Firma Wyden podjęła dodatkowe kroki, aby mieć pewność, że ten płatny system nie zmieni prywatności w Internecie w luksus, z którego będą mogli cieszyć się wyłącznie użytkownicy znajdujący się w korzystnej sytuacji ekonomicznej. „Wypracowaliśmy specjalne rozwiązanie dla osób o niskich dochodach” – powiedział. „Myślę, że osiągnęliśmy dobrą równowagę pod względem bycia uczciwym wobec wszystkich stron, jednocześnie podejmując bardzo śmiały krok, aby dać użytkownikom kontrolę nad swoimi dane."

Długa droga przed nami

Ustawa ta ma jeszcze sporo przeszkód do usunięcia, zanim stanie się prawem. Ustawa „Mind Your Own Business Act” została formalnie przedstawiona Kongresowi 15 października i obecnie oczekuje na przyjęcie zgoda komisji od Senackiej Komisji Finansów, więc nie ma jasnego harmonogramu jego postępów całkiem jeszcze. Nie wspominając, że jeśli/kiedy nastąpi postęp, prawie na pewno spotka się z oporem Big Tech i jego potężną siłą lobbującą.

Amerykański senator Ron Wyden przemawia w Waszyngtonie
senatora Rona WydenaGetty Images / Zach Gibson

„Ostatnią rzeczą, jakiej by chcieli” – powiedział Wyden – „to skupienie się na przykład na osobistych konsekwencjach dla kadry kierowniczej i umożliwienie pracownikom zawarcia umowy typu „nie śledź”. Z pewnością sądzę, że Facebook sprzeciwi się pomysłowi, że Mark Zuckerberg poniesie osobiste konsekwencje za powtarzające się zachowanie”.

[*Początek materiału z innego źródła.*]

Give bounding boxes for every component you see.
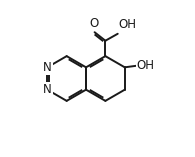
- Text: N: N: [43, 61, 52, 74]
- Text: O: O: [89, 17, 98, 30]
- Text: OH: OH: [137, 59, 155, 72]
- Text: N: N: [43, 83, 52, 96]
- Text: OH: OH: [119, 19, 136, 31]
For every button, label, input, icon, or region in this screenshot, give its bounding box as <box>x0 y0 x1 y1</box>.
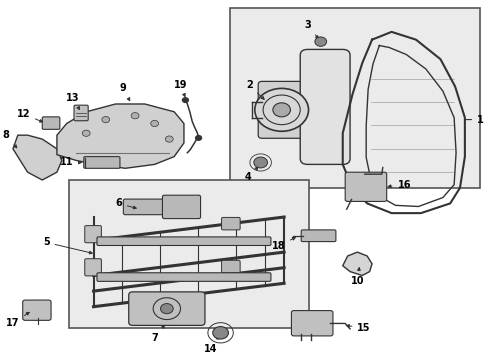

Mimo to, niezależnie od sprzeciwu, z jakim ta ustawa może się spotkać w Kongresie, Wyden wydaje się być tego pewien Poparcie społeczne dla tego rodzaju przepisów dotyczących prywatności rośnie i ostatecznie będzie zbyt duże, aby prawodawcy mogli to zrobić ignorować. Uważa po prostu, że sytuacja prawdopodobnie się pogorszy, zanim się poprawi.

„Myślę, że w przeszłości widzieliśmy, że zmiany polityczne nie zaczynają się w Waszyngtonie, a potem spływają. Prawie zawsze wszystko kończy się na dnie.

Zalecenia redaktorów

  • Amerykański senator wprowadza radykalną ustawę mającą na celu ochronę prywatnych danych obywateli

Ulepsz swój styl życiaDigital Trends pomaga czytelnikom śledzić szybko rozwijający się świat technologii dzięki najnowszym wiadomościom, zabawnym recenzjom produktów, wnikliwym artykułom redakcyjnym i jedynym w swoim rodzaju zajawkom.